If industry hullabaloo is anything to go by – and it usually is – the great British hope at this year’s Oscars will be The Theory Of Everything, the biopic of Stephen Hawking that hits cinemas on 1 January.
Most of the plaudits thus far have been directed at Eddie Redmayne, whose portrayal of the scientist with motor neuron disease is one of the most remarkable performances you’ll see in the cinema next year.
But as Redmayne himself told Esquire recently, it’s his co-star Felicity Jones, playing Hawking’s first wife Jane, who is many ways the more impressive presence in the film.
There are several pivotal scenes, such as one where the couple acknowledge they’re relationship is coming to an end, the 31-year-old has to carry almost on her own, acting beside someone whose expressions are limited to moving an eyebrow.
“Some days were hard,” she admits when we meet in London’s Claridge’s hotel, where she is wearing a purple and black mini dress and looking surprisingly glamorous for a morning spent talking to journalists.
“But Eddie and I had got to the point where we were reading each other very well, so it made doing those scenes a lot easier.”
Batting away the compliment is typical of Jones, who like her co-star embodies a very British ideal when it comes to celebrity. Polite and mannered, she has talent and beauty in spades that, of course, she far too demure to acknowledge.
Take for example the Oscars buzz.
When I first ask about it she goes in autopilot: “I love this film so much. James [Marsh, the director] made us such a part of the process. It felt very collaborative and I feel very invested in it on many levels. I’m just excited people care about it.”
But come on, doesn’t the film feel like a big moment for you personally?
“You can’t really define moments in your own life, can you? You just experience things as they happen,” she reasons.
“It’s lovely to have made something people have a visceral response to. It’s just very exciting. You don’t get to make films that are purely character-driven, it’s very rare, and so I am reveling in it, actually.”
The Theory Of Everything is based on Jane’s memoir of her and Stephen’s years together, and Jones and Redmayne – who met the (happily) divorced pair two months into filming – both undertook the challenge of portraying a real life couple with a grave sense of responsibility. They were very fond of them.
“I remember saying to Eddie a couple of months after shooting had ended: I am still thinking about Jane! It takes a bit of time to rediscover who you are afterwards” she says.

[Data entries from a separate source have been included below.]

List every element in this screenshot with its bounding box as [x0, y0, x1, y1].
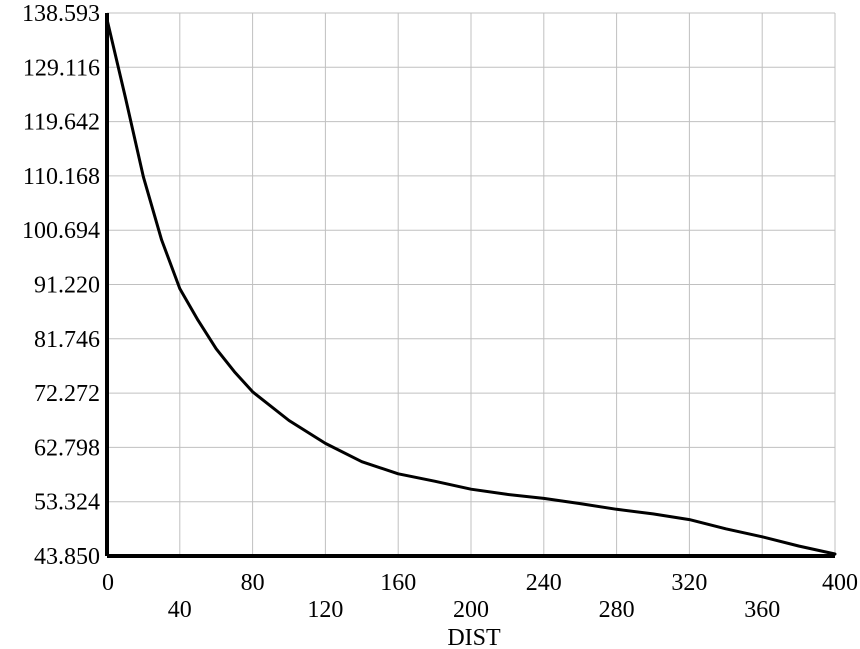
x-tick-label: 360	[744, 597, 780, 623]
y-tick-label: 110.168	[23, 164, 100, 190]
x-tick-label: 400	[822, 570, 858, 596]
y-tick-label: 81.746	[34, 327, 100, 353]
y-tick-label: 43.850	[34, 544, 100, 570]
x-axis-title: DIST	[447, 625, 501, 649]
y-tick-label: 72.272	[34, 381, 100, 407]
axes	[105, 13, 835, 558]
grid	[106, 12, 836, 557]
x-tick-label: 320	[671, 570, 707, 596]
x-tick-labels: 0 40 80 120 160 200 240 280 320 360 400	[102, 570, 858, 623]
y-tick-label: 129.116	[23, 55, 100, 81]
x-tick-label: 80	[241, 570, 265, 596]
y-tick-label: 138.593	[22, 1, 100, 27]
y-tick-label: 119.642	[23, 110, 100, 136]
x-tick-label: 160	[380, 570, 416, 596]
x-tick-label: 120	[307, 597, 343, 623]
x-tick-label: 280	[599, 597, 635, 623]
y-tick-label: 53.324	[34, 490, 100, 516]
y-tick-label: 91.220	[34, 273, 100, 299]
y-tick-labels: 138.593 129.116 119.642 110.168 100.694 91.22…	[22, 1, 100, 570]
x-tick-label: 240	[526, 570, 562, 596]
x-tick-label: 0	[102, 570, 114, 596]
series-layer	[105, 17, 837, 556]
y-tick-label: 62.798	[34, 435, 100, 461]
x-tick-label: 200	[453, 597, 489, 623]
y-tick-label: 100.694	[22, 218, 100, 244]
x-tick-label: 40	[168, 597, 192, 623]
series-line-1	[105, 17, 837, 556]
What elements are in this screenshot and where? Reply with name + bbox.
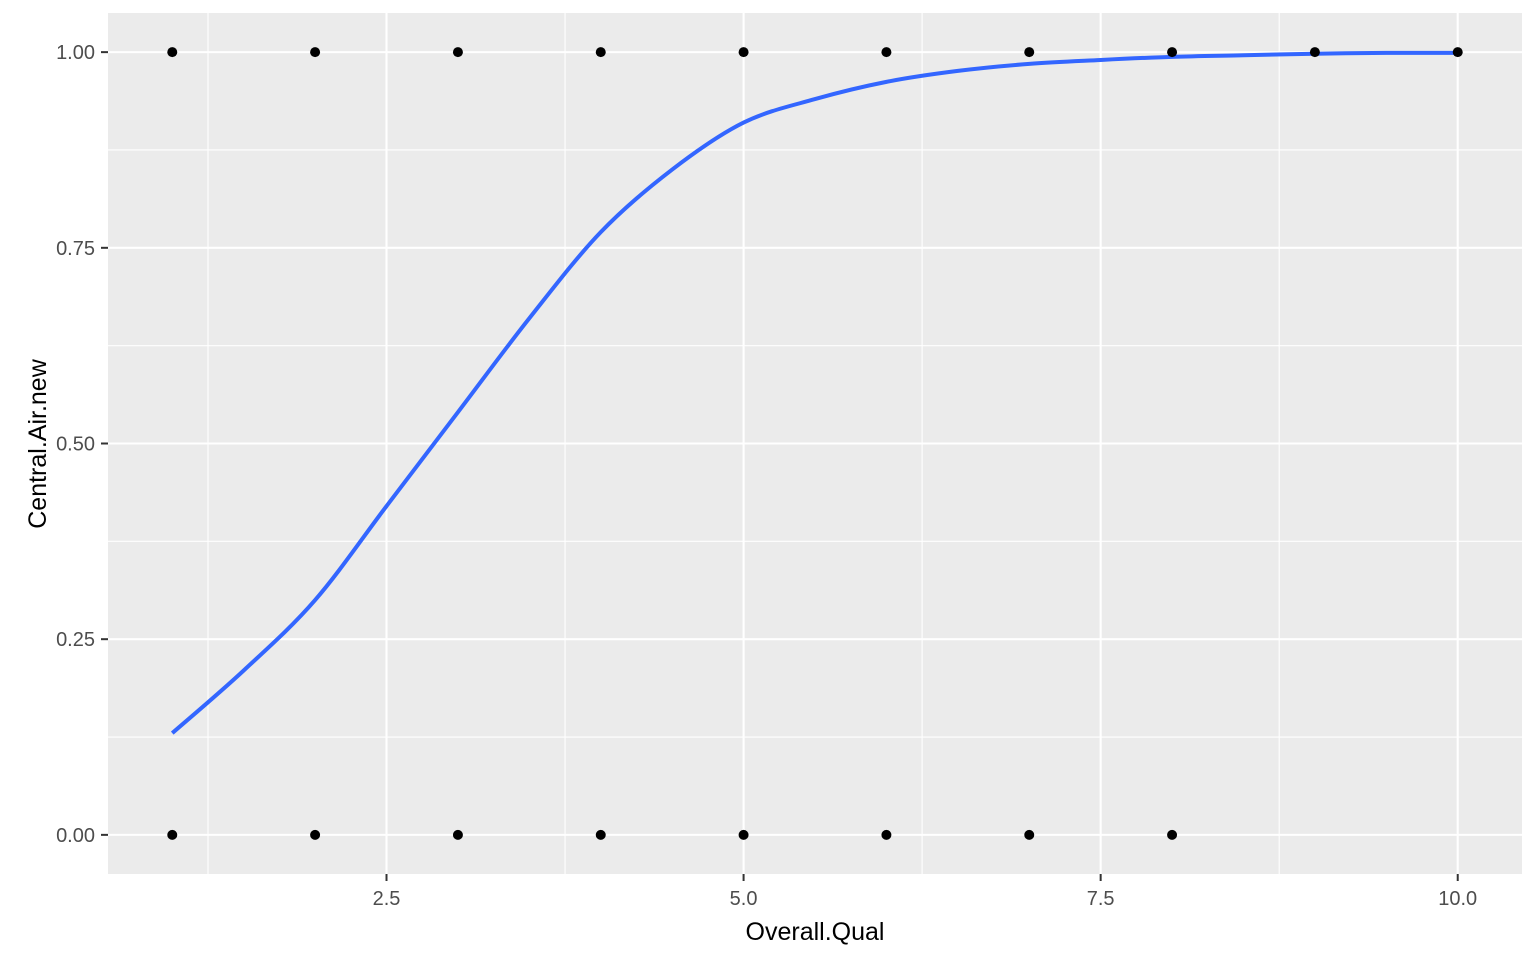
data-point bbox=[310, 47, 321, 58]
x-axis-title: Overall.Qual bbox=[746, 918, 885, 946]
y-tick-label: 1.00 bbox=[56, 42, 95, 64]
data-point bbox=[881, 47, 892, 58]
y-axis: 0.00 0.25 0.50 0.75 1.00 bbox=[56, 42, 108, 847]
data-point bbox=[738, 47, 749, 58]
x-tick-label: 7.5 bbox=[1087, 888, 1115, 910]
data-point bbox=[452, 829, 463, 840]
data-point bbox=[1167, 829, 1178, 840]
data-point bbox=[1167, 47, 1178, 58]
data-point bbox=[167, 47, 178, 58]
data-point bbox=[310, 829, 321, 840]
y-tick-label: 0.50 bbox=[56, 434, 95, 456]
y-axis-title: Central.Air.new bbox=[24, 358, 52, 528]
y-tick-label: 0.25 bbox=[56, 629, 95, 651]
data-point bbox=[1452, 47, 1463, 58]
data-point bbox=[738, 829, 749, 840]
fit-curve bbox=[170, 50, 1458, 735]
data-point bbox=[1024, 47, 1035, 58]
data-point bbox=[595, 829, 606, 840]
data-point bbox=[167, 829, 178, 840]
x-tick-label: 5.0 bbox=[730, 888, 758, 910]
data-point bbox=[1024, 829, 1035, 840]
data-point bbox=[881, 829, 892, 840]
x-tick-label: 2.5 bbox=[373, 888, 401, 910]
data-point bbox=[1309, 47, 1320, 58]
x-tick-label: 10.0 bbox=[1438, 888, 1477, 910]
x-axis: 2.5 5.0 7.5 10.0 bbox=[373, 874, 1477, 910]
y-tick-label: 0.00 bbox=[56, 825, 95, 847]
y-tick-label: 0.75 bbox=[56, 238, 95, 260]
fit-line-layer bbox=[170, 50, 1458, 735]
points-layer bbox=[167, 47, 1463, 840]
data-point bbox=[452, 47, 463, 58]
major-gridlines bbox=[108, 13, 1522, 874]
data-point bbox=[595, 47, 606, 58]
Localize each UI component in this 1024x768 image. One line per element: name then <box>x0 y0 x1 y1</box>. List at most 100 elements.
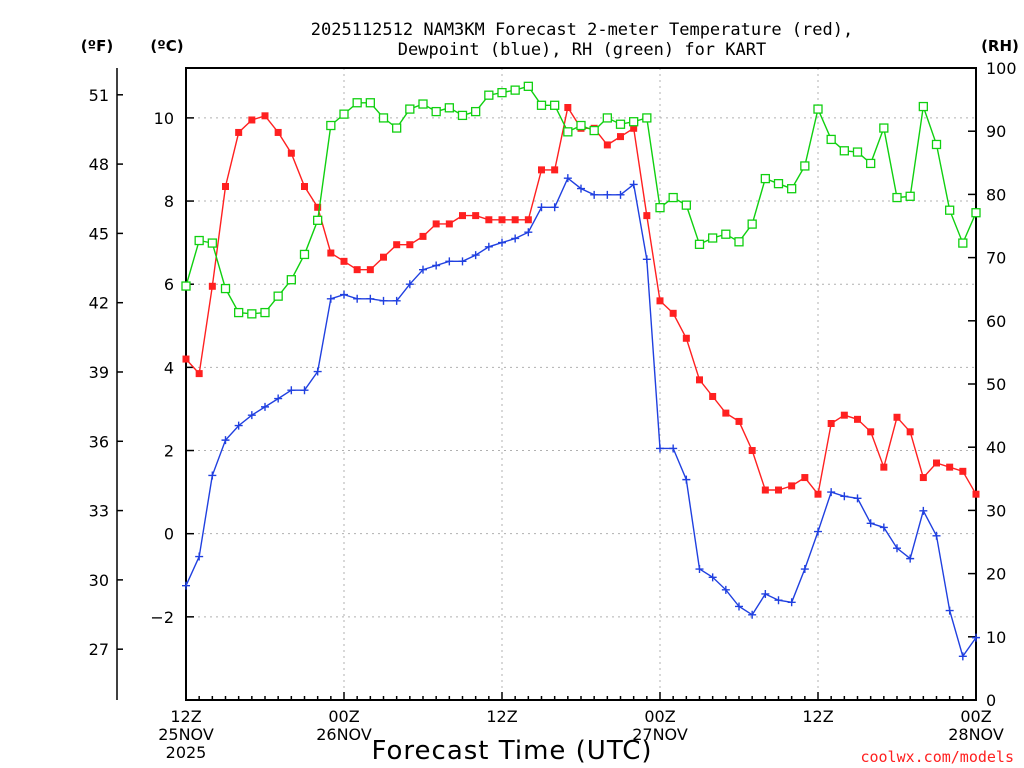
temperature-point <box>840 411 848 419</box>
rh-point <box>550 100 560 110</box>
celsius-tick-label: 0 <box>164 525 174 544</box>
dewpoint-point <box>840 492 849 501</box>
rh-point <box>879 123 889 133</box>
x-tick-label-4-0: 12Z <box>802 707 833 726</box>
temperature-point <box>472 212 480 220</box>
rh-point <box>365 98 375 108</box>
rh-point <box>589 125 599 136</box>
rh-point <box>339 109 349 119</box>
x-axis-label: Forecast Time (UTC) <box>371 736 652 766</box>
temperature-point <box>709 392 717 400</box>
rh-point <box>629 117 639 127</box>
dewpoint-point <box>708 573 717 582</box>
rh-point <box>892 192 902 203</box>
temperature-point <box>406 241 414 249</box>
temperature-point <box>630 124 638 132</box>
temperature-point <box>564 104 572 111</box>
chart-axes <box>116 67 977 701</box>
rh-point <box>273 291 283 301</box>
rh-point <box>787 184 797 194</box>
celsius-tick-label: 8 <box>164 192 174 211</box>
fahrenheit-tick-label: 39 <box>89 363 109 382</box>
rh-point <box>852 147 863 157</box>
rh-tick-label: 40 <box>986 438 1006 457</box>
celsius-tick-label: 2 <box>164 442 174 461</box>
temperature-point <box>827 420 835 427</box>
rh-point <box>510 85 520 95</box>
rh-point <box>971 208 981 218</box>
temperature-point <box>748 447 756 455</box>
dewpoint-point <box>629 180 638 189</box>
dewpoint-point <box>458 257 467 266</box>
temperature-point <box>551 166 559 174</box>
x-tick-label-3-0: 00Z <box>644 707 675 726</box>
temperature-point <box>682 334 690 342</box>
credit-label: coolwx.com/models <box>860 748 1014 766</box>
x-tick-label-5-1: 28NOV <box>948 725 1004 744</box>
rh-point <box>536 100 547 110</box>
x-tick-label-2-0: 12Z <box>486 707 517 726</box>
dewpoint-point <box>274 394 283 403</box>
rh-point <box>773 179 784 189</box>
dewpoint-point <box>366 294 375 303</box>
dewpoint-point <box>669 444 678 453</box>
x-tick-label-0-2: 2025 <box>166 743 207 762</box>
rh-line <box>185 85 977 315</box>
temperature-point <box>498 216 506 224</box>
rh-point <box>668 192 678 203</box>
temperature-line <box>185 105 977 496</box>
temperature-point <box>248 116 256 124</box>
temperature-point <box>459 212 466 220</box>
temperature-point <box>445 220 453 228</box>
dewpoint-point <box>445 257 454 266</box>
rh-point <box>655 203 665 213</box>
dewpoint-point <box>945 606 954 615</box>
rh-point <box>563 127 573 137</box>
dewpoint-point <box>340 290 348 299</box>
rh-point <box>299 249 310 260</box>
temperature-point <box>761 486 769 494</box>
fahrenheit-tick-label: 30 <box>89 571 109 590</box>
rh-point <box>721 229 731 239</box>
chart-grid <box>186 68 976 700</box>
rh-point <box>220 283 231 294</box>
rh-tick-label: 100 <box>986 59 1017 78</box>
rh-point <box>760 173 770 184</box>
temperature-point <box>959 467 967 475</box>
dewpoint-point <box>761 589 770 598</box>
temperature-point <box>287 149 295 157</box>
dewpoint-point <box>853 494 862 503</box>
dewpoint-point <box>695 565 704 574</box>
rh-point <box>905 191 915 201</box>
temperature-point <box>274 128 282 136</box>
rh-tick-label: 80 <box>986 185 1006 204</box>
dewpoint-point <box>379 296 388 305</box>
temperature-point <box>182 355 190 363</box>
temperature-point <box>524 216 532 224</box>
rh-point <box>457 110 468 121</box>
rh-point <box>234 307 244 318</box>
temperature-point <box>353 266 361 274</box>
x-tick-label-3-1: 27NOV <box>632 725 688 744</box>
dewpoint-point <box>787 598 796 607</box>
chart-title-line-2: Dewpoint (blue), RH (green) for KART <box>398 40 766 60</box>
rh-point <box>523 81 533 91</box>
fahrenheit-tick-label: 51 <box>89 86 109 105</box>
fahrenheit-tick-label: 33 <box>89 502 109 521</box>
dewpoint-point <box>735 602 743 611</box>
temperature-point <box>919 474 927 482</box>
rh-point <box>800 161 810 171</box>
rh-point <box>747 219 757 229</box>
dewpoint-point <box>866 519 875 528</box>
chart-title-line-1: 2025112512 NAM3KM Forecast 2-meter Tempe… <box>311 20 853 40</box>
dewpoint-point <box>550 203 559 212</box>
rh-unit-label: (RH) <box>981 37 1019 55</box>
dewpoint-point <box>682 475 691 484</box>
x-tick-label-0-0: 12Z <box>170 707 201 726</box>
temperature-point <box>538 166 545 174</box>
rh-point <box>576 120 586 131</box>
dewpoint-point <box>326 294 335 303</box>
rh-point <box>945 205 955 215</box>
rh-point <box>405 104 415 114</box>
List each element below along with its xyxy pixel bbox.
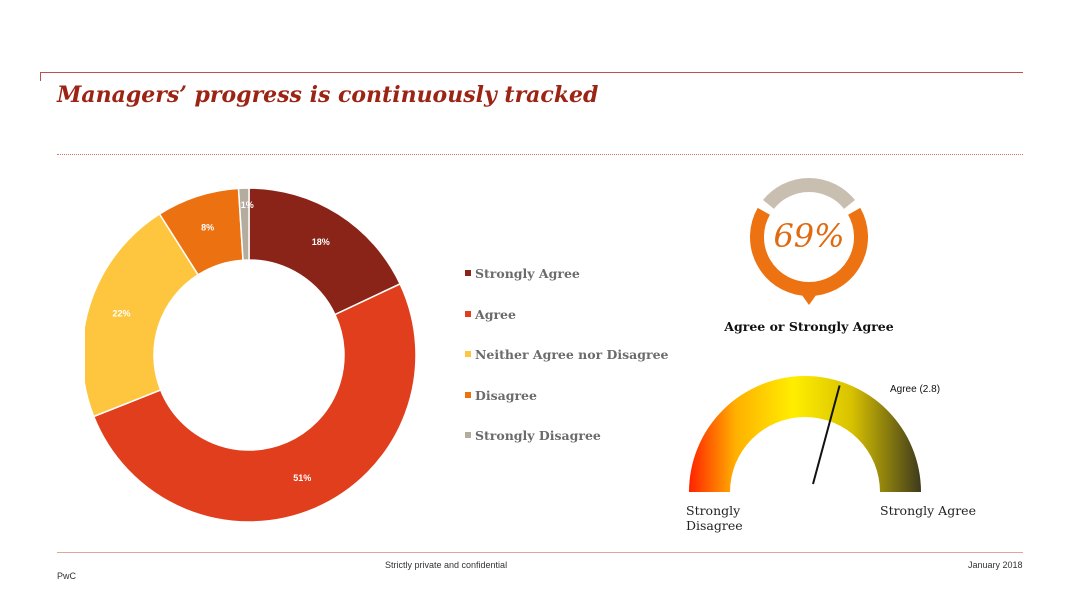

“Jane has an certain energy and eccentricity I wanted to capture. She has this incredibly idiosyncratic way of moving and talking. I wanted her to feel almost like a ballerina, like she was dancing through the first act [when her and Hawking meet as students]. But I also loved playing her later, after 25 years caring for Stephen, when her sense of humour has become more caustic after all the prejudice they experience.”
Despite a script that occasionally seems at pains to portray the first Mrs. Hawking as positively as possible, Jones captures her journey from spirited student to embattled wife, mother and carer with a restraint and subtlety that shows why she has long been marked out as one of our most exciting acting talents (as acknowledged by her Golden Globe nomination last week).
Her breakout role came back in 2011 alongside Jennifer Lawrence in romantic drama Like Crazy. It earned her recognition at Sundance, and led to supporting roles in Ricky Gervais comedy Cemetery Junction and Spider-Man 2 in recent years.
But it is The Theory Of Everything which is being tipped to catapult both its leads to a new level of stardom. If that happens, what next?
“I’d love to do more comedy,” she says, half joking.
“It’d just be nice to go into work and not be crying every day. Some broad slapstick would be great. Falling over banana skins would be wonderful.”
Not a million miles off, by the sound of it, is her next project, an action film with Nicholas Hoult, Ben Kinglsey and Anthony Hopkins called Autobahn that, she says, had her “jumping off buildings, dying my hair blonde and hitting someone over the head with a suitcase.”
Sounds like fun, but are enough big, complex roles like Jane being written for women?
“I feel like I personally have been lucky,” she replies, measured and diplomatic.
“If the part isn’t always there on the page, I’ve had good relationships with writers where there’s an openness to bring more to the role.
“But you know, Reese Witherspoon is producing Wild, Angelina Jolie is now directing. That’s really important, to have women in those roles. There will be more great female parts, the more that happens.”
Let’s hope she’s right. But before that, possible Oscar glory. Just don’t talk about it yet.